The Peninsula Airport Commission is bringing in some big guns to help it carry out recommendations of a searing state audit that, among other things, says Newport News/Williamsburg International Airport should reimburse the public for the $4.5 million it used to pay off a debt the defunct People Express Airlines owed to TowneBank.
After a more than two-hour closed-door session, the commission voted to engage former U.S. District Court Judge Walter D. Kelley Jr. and the high-powered international law firm he works with as special counsel.
That firm, Hausfeld LLP, specializes in working for claimants around the globe that have a right to seek recovery of funds, according to its website.
Kelley said he would be reporting to the commission's recently appointed lawyer, Jim McNider, but declined to say exactly what the scope of the work would be.
The airport's interim executive director, Sandy Wanner, said Kelley would be advising on laws and options the commission could use to carry out the audit recommendations.
Commission Chairman George Wallace, who has said the commission would look at legal options to recover the $4.5 million, said he was distressed and surprised by the extent of the problems uncovered by the audit, ordered by the secretary of transportation after Daily Press reports on the commission repayment of the People Express loan.

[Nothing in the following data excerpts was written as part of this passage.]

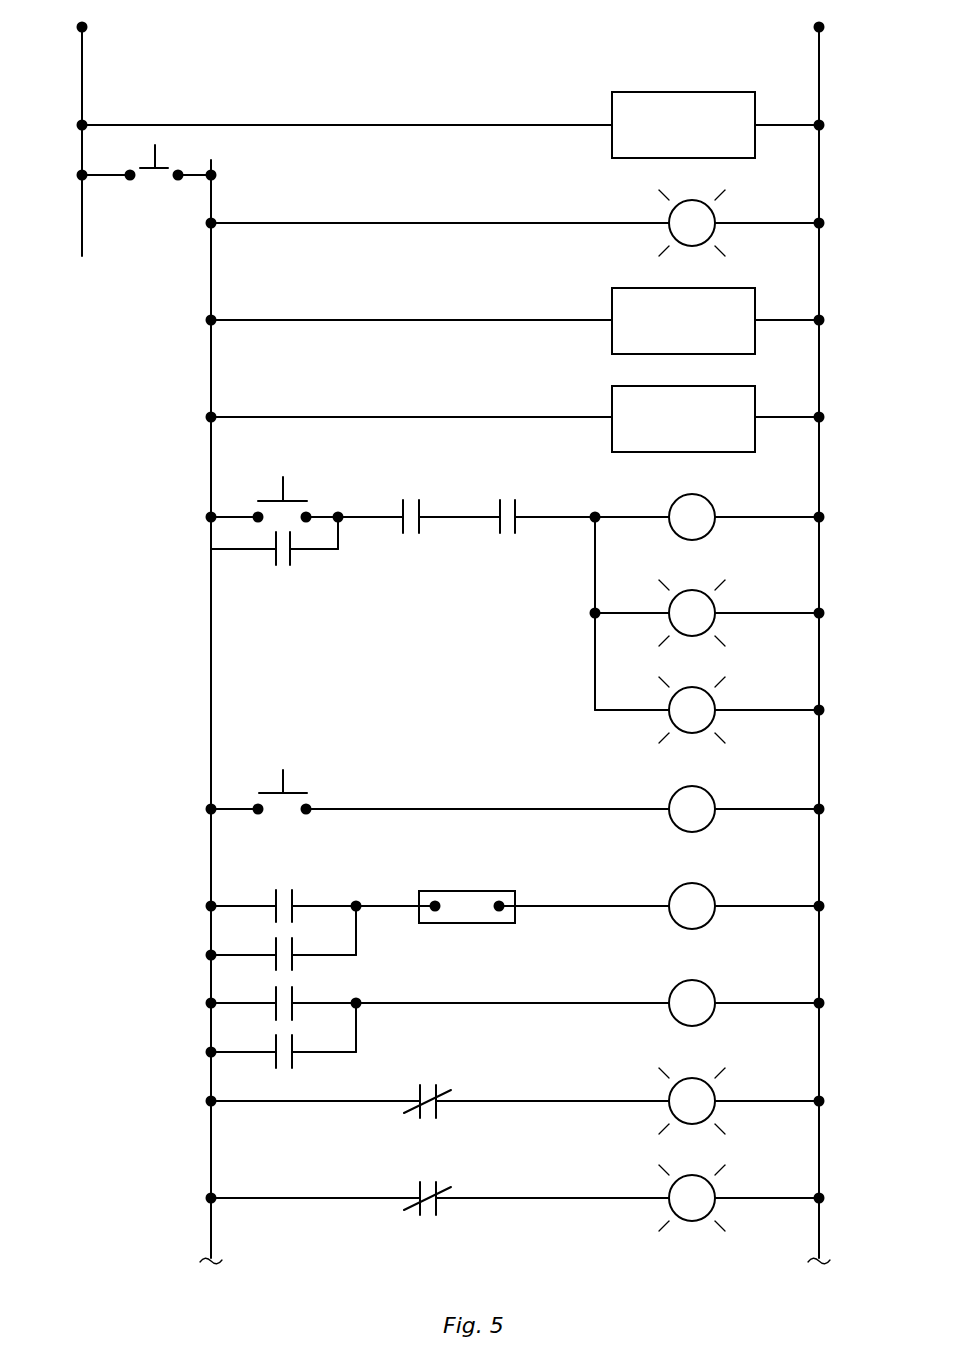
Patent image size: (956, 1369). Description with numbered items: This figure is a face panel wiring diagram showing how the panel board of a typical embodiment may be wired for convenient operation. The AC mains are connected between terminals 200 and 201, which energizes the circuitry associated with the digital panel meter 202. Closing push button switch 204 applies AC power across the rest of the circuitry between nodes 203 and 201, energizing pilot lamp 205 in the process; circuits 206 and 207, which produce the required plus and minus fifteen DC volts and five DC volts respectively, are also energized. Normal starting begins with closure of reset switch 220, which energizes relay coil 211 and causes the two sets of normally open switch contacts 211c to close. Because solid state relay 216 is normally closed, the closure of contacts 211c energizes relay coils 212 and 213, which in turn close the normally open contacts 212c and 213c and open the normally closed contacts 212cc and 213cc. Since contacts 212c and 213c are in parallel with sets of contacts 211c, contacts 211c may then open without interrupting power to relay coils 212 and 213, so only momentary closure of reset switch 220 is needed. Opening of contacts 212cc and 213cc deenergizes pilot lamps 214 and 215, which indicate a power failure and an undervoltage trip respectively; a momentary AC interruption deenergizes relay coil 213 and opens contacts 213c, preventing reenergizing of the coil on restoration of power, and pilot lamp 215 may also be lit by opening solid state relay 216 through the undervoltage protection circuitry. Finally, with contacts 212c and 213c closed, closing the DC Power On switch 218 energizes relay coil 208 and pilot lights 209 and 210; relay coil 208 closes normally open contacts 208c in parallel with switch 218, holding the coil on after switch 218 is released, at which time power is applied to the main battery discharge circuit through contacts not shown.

The terminal 200 is at (79, 128).
The terminal 201 is at (818, 632).
The digital panel meter 202 is at (653, 110).
The node 203 is at (208, 223).
The push button switch 204 is at (165, 168).
The pilot lamp 205 is at (692, 218).
The circuit 206 is at (732, 310).
The circuit 207 is at (733, 405).
The relay coil 208 is at (697, 512).
The normally open contacts 208c is at (292, 558).
The pilot light 209 is at (708, 607).
The pilot light 210 is at (703, 705).
The relay coil 211 is at (705, 806).
The normally open switch contacts 211c is at (292, 897).
The relay coil 212 is at (702, 902).
The normally open contacts 212c is at (423, 504).
The normally closed contacts 212cc is at (447, 1189).
The relay coil 213 is at (700, 998).
The normally open contacts 213c is at (518, 508).
The normally closed contacts 213cc is at (445, 1091).
The pilot lamp 214 is at (702, 1097).
The pilot lamp 215 is at (702, 1195).
The solid state relay 216 is at (473, 900).
The DC Power On switch 218 is at (297, 498).
The reset switch 220 is at (298, 792).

"Disappointed, frustrated, some degree of anger," he said. "And resolved to do what it takes to make this better."
The 300-plus-page audit released last week found the commission's use of taxpayer funds to pay off a $4.5 million debt People Express owed TowneBank was unauthorized, noting, for instance, that the 1946 law setting up the commission did not empower it to promise to pay off private entities' debt.
Separately, Attorney General Mark Herring issued an opinion that the commission's payment violated the state constitution.
The legality of the guarantee the commission made to repay loans People Express took out under a line of credit from TowneBank, a promise it had to make good on when the airline stopped flying after less than three months, could be a critical issue in any effort to recover the money.
The audit also blasted the commission for a lack of due diligence before guaranteeing the line of credit, detailing a multiyear history of People Express' unfulfilled promises to find other financing.
It noted that it was not until some weeks after guaranteeing the credit line that commission officials learned that a key agreement between People Express and Vision Air, the company it hired to operate service from the airport, had been radically revised to deem People Express merely a sales agent for Vision.
The audit also found that former airport director Ken Spirito misled the commission board and reported he had been seen destroying some records and removing others after the audit was ordered.
The audit detailed the extensive behind-the-scenes efforts of former Newport News City Manager Jim Bourey to arrange some kind of financing for People Express, including the loan guarantee that eventually forced the commission to repay TowneBank.
Wallace said he was "somewhat taken aback by how much we weren't told."
The commission decided to guarantee the TowneBank loan by using taxpayer funds in a closed-door meeting in June 2014. The public motion to proceed, drafted by Herbert V. Kelly, Jr., a member of TowneBank's Peninsula board who was the airport attorney at the time, said only that it was authorizing then-Chairwoman LaDonna Finch to take unspecified steps to ensure adequate air service.
That was one of several examples the audit cited of commission efforts to mislead the public.
The commission will pay Hausfeld $30,000 for its help.
State Transportation Secretary Aubrey Layne has said one option for carrying out the auditors' recommendation that the airport reimburse the public for the $4.5 million would be for the commission to recover the money and then use it for the kind of investment in public airport facilities it was intended for.
Another might be to withhold state funds that would otherwise go the the airport, to reimburse the state that way, he said.
The state has been paying the airport about $2 million a year for capital projects. It's been a key flow of money that has kept the airport from needing to cash in assets to make up for annual losses on its operations.